Deux ans après son adoption, le Pacte européen sur la migration et l'asile entre en vigueur vendredi. Présentée comme une réforme historique, cette refonte des règles migratoires de l'Union européenne fait déjà l'objet de critiques et de doutes quant à son application. Explications dans notre vidéo.
Le vendredi 12 juin, le Pacte européen sur la migration et l'asile entre en vigueur, deux ans après son adoption. Pour la première fois, les 27 États membres seront tenus d'appliquer un cadre commun régissant le contrôle des frontières, les procédures d'asile, les conditions d'accueil ainsi qu'un mécanisme de solidarité destiné à répartir les demandeurs d'asile entre les pays de l'Union.
L'ambition affichée est de mettre un terme à un système fragmenté, dans lequel le parcours et les droits d'une personne varient considérablement selon qu'elle arrive en Grèce, en Italie ou en Allemagne.
Mais cette volonté d'harmonisation se heurte déjà aux réalités politiques. Pour 2026, l'objectif de relocalisation a été fixé à 21 000 personnes. À ce stade, les États membres n'en ont toutefois promis qu'un peu moins de la moitié, tandis que la Hongrie et la Slovaquie refusent tout engagement.
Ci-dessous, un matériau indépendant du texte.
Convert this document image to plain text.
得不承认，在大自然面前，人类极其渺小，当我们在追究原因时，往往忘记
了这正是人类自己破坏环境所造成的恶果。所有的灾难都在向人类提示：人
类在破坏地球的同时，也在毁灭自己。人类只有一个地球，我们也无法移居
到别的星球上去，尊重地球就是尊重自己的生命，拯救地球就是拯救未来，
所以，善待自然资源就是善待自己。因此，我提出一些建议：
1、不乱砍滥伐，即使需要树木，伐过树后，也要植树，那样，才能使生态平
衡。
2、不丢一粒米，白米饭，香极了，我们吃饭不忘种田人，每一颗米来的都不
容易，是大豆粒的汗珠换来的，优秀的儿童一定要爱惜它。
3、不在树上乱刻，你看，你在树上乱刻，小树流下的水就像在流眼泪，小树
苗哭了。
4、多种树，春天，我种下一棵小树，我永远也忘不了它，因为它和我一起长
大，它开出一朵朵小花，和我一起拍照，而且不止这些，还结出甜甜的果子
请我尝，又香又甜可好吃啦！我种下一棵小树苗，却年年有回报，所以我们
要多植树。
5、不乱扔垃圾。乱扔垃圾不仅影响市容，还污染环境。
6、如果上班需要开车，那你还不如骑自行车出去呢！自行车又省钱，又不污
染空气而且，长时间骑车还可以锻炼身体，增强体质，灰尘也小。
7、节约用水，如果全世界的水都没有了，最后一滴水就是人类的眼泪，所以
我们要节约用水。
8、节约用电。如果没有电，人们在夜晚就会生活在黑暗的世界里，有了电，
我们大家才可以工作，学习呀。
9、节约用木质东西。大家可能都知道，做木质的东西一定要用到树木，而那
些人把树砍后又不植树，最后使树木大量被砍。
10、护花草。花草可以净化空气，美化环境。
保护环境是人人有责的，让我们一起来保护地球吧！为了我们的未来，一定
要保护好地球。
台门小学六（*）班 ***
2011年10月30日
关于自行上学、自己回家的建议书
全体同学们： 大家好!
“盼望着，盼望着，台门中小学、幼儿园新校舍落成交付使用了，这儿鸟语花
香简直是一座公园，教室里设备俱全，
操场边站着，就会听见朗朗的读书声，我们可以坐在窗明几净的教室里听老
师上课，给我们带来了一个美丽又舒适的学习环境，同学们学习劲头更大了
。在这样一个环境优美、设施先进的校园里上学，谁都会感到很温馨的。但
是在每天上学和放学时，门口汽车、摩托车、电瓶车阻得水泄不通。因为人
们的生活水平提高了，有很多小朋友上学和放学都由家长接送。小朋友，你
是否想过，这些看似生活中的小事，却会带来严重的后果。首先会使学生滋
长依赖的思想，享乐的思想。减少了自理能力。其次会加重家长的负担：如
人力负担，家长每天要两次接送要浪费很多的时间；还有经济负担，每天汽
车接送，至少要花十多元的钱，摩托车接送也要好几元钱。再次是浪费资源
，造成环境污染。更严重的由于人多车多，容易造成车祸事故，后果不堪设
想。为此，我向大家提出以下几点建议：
Le Pacte ne constitue cependant qu'un volet de la réforme migratoire européenne. Bruxelles a également adopté le règlement sur les retours, l'un des textes les plus restrictifs en matière migratoire depuis plusieurs décennies. Aujourd'hui, seuls 28 % des migrants faisant l'objet d'une obligation de quitter le territoire européen quittent effectivement l'Union. Les nouvelles dispositions prévoient la création de centres de retour situés hors de l'UE, l'allongement de la durée maximale de rétention jusqu'à deux ans, le renforcement des interdictions d'entrée et la suppression de l'effet suspensif de certains recours. Plus de 250 organisations de la société civile dénoncent une légitimation de "prisons extraterritoriales" et de la détention d'enfants.
Un premier examen de conformité par la Commission européenne est attendu en juillet. Ce rendez-vous constituera un test décisif : il permettra de mesurer quels États sont prêts à mettre en œuvre les nouvelles règles et lesquels restent réticents à s'y conformer.